Moss landing is a good site. Others may not be.

 

[TheTalkingMule]

It should be clear to all fans of Tesla and their vision that there's a market for these products at today's prices. We don't need subsidies and a Green New Deal per se, we most urgently need regulation and clear direction from FERC and the DoE.

Why don't homeowners have a nationwide Energy Bill of Rights yet? If someone puts a solar array on their roof today, their net metering could be taken away tomorrow creating an untenable and absurdly unfair economic situation. We need to be given priority, as was intended, not the grid operator

Why isn't there a mandatory grid storage formula yet? If every utility were mandated a certain percentage of peak load and daily demand be installed as storage, that creates a much easier landing for new wind/solar projects. Better yet, simply quantify ALL value of a technology like battery storage and force it into the standard utility equation. Gas peaker plants get paid millions every day to balance the load/frequency of grids, a minimum of battery storage removes that cost almost entirely. We need to fully take that into account.

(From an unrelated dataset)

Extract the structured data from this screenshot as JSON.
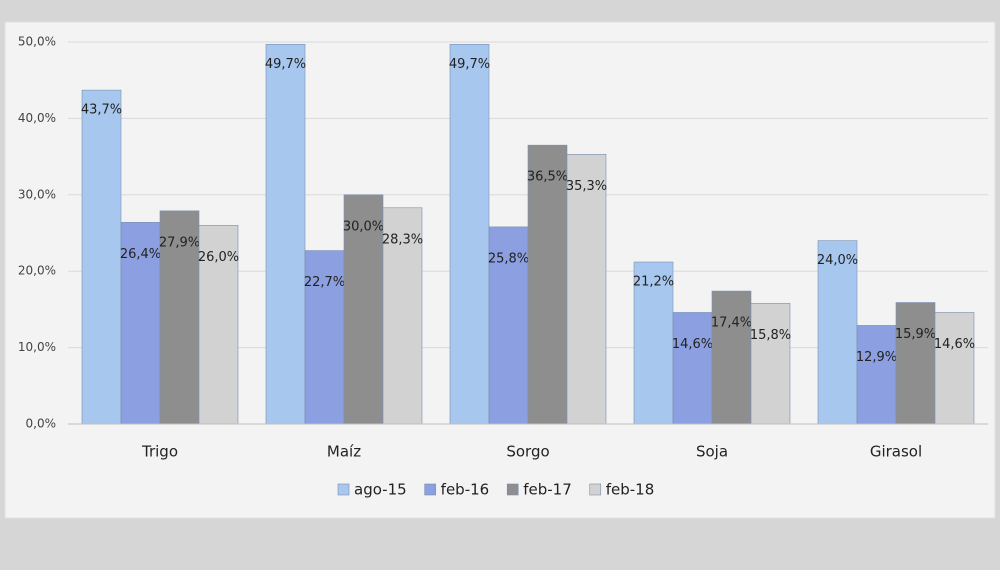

If the market were reshaped properly, simply on the principles of resilience and efficiency as intended, battery storage would flourish immediately with zero subsidy.

 

[mspohr]

It should be clear to all fans of Tesla and their vision that there's a market for these products at today's prices. We don't need subsidies and a Green New Deal per se, we most urgently need regulation and clear direction from FERC and the DoE.

Why don't homeowners have a nationwide Energy Bill of Rights yet? If someone puts a solar array on their roof today, their net metering could be taken away tomorrow creating an untenable and absurdly unfair economic situation. We need to be given priority, as was intended, not the grid operator

Why isn't there a mandatory grid storage formula yet? If every utility were mandated a certain percentage of peak load and daily demand be installed as storage, that creates a much easier landing for new wind/solar projects. Better yet, simply quantify ALL value of a technology like battery storage and force it into the standard utility equation. Gas peaker plants get paid millions every day to balance the load/frequency of grids, a minimum of battery storage removes that cost almost entirely. We need to fully take that into account.

If the market were reshaped properly, simply on the principles of resilience and efficiency as intended, battery storage would flourish immediately with zero subsidy.

Part of the problem is that fossil fuels are su subsidized in many ways. Remove those subsidies.

 

[MC3OZ]

Useful background on what is actually happening to RE generation assets in a mixed gird;-
Why a whole solar farm went “missing” in Queensland

One is economic curtailment – for many plants, it can be important to get out of the way of zero or strongly negative price intervals. With more instances of negative prices in 2020 than in previous years, more assets will have deliberately reduced output.

Not surprising, but the impact on Wind and Solar generators from economic curtailment, means batteries are the right price are needed ASAP.

 

[jboy210]

Looks like the project at Moss Landing is moving along well. Looks like all the Megapacks are on-site. Hopefully, that means it will meet its Q2 2021 target.

PS. Check out the roll of copper wire and the kayakers at the end!